Tag Archives: how-to

Statistics and Hacking: A Stout Little Distribution

via hardware – Hackaday

Previously, we discussed how to apply the most basic hypothesis test: the z-test. It requires a relatively large sample size, and might be appreciated less by hackers searching for truth on a tight budget of time and money.

As an alternative, we briefly mentioned the t-test. The basic procedure still applies: form hypotheses, sample data, check your assumptions, and perform the test. This time though, we’ll run the test with real data from IoT sensors, and programmatically rather than by hand.

The most important difference between the z-test and the t-test is that the t-test uses a different probability distribution. It is called the ‘t-distribution’, and is similar in principle to the normal distribution used by the z-test, but was developed by studying the properties of small sample sizes. The precise shape of the distribution depends on your sample size.

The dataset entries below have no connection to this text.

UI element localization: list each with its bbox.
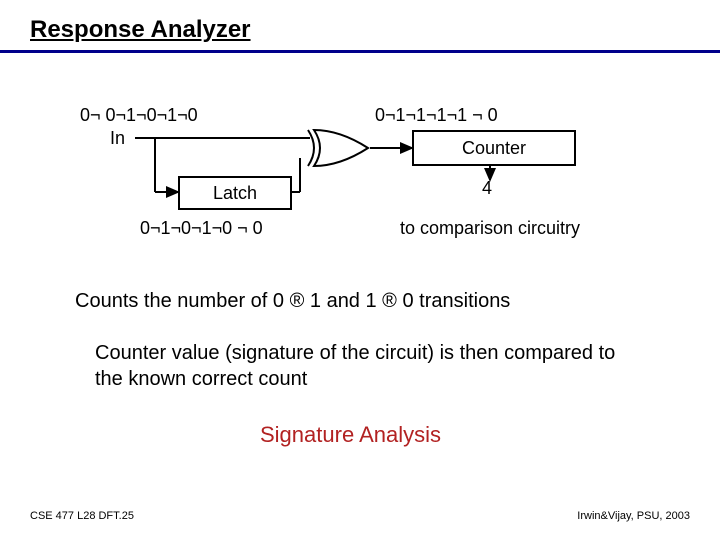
sequence-latch-output: 0¬1¬0¬1¬0 ¬ 0 [140,218,263,239]
counter-value: 4 [482,178,492,199]
title-rule [0,50,720,53]
footer-right: Irwin&Vijay, PSU, 2003 [577,510,690,522]
comparison-text: to comparison circuitry [400,218,580,239]
body1-suffix: 0 transitions [397,290,510,312]
footer-left: CSE 477 L28 DFT.25 [30,510,134,522]
body1-mid: 1 and 1 [304,290,382,312]
signature-analysis-label: Signature Analysis [260,422,441,448]
arrow-right-icon: ® [290,290,305,312]
page-title: Response Analyzer [30,16,251,44]
sequence-xor-output: 0¬1¬1¬1¬1 ¬ 0 [375,105,498,126]
counter-box: Counter [412,130,576,166]
body-line-1: Counts the number of 0 ® 1 and 1 ® 0 tra… [75,290,510,313]
sequence-input: 0¬ 0¬1¬0¬1¬0 [80,105,198,126]
arrow-right-icon: ® [382,290,397,312]
body-line-2: Counter value (signature of the circuit)… [95,340,635,392]
xor-gate-icon [308,130,368,166]
body1-prefix: Counts the number of 0 [75,290,290,312]
in-label: In [110,128,125,149]
latch-box: Latch [178,176,292,210]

The t distribution with different sample sizes, compared to the normal distribution (Hackaday yellow). Source: Wikipedia

In our previous example, we only dealt with the situation where we want to compare a sample with a constant value – whether a batch of resistors were the value they were supposed to be. In fact there are three common situations:

  1. You want to compare a sample to a fixed value: One sample t-test
  2. You want to compare two independent samples: Two sample t-test
  3. You have two measurements taken from each sample (e.g. treatment and control) and are interested in the difference: Paired t-test

The difference mainly affects how you might set up your experiment, although if you have two independent samples, there is some extra work involved if you have different sample sizes or one sample varies more than the other. In those cases you’re probably better off using a slight variation on the t-test called Welsh’s t-test.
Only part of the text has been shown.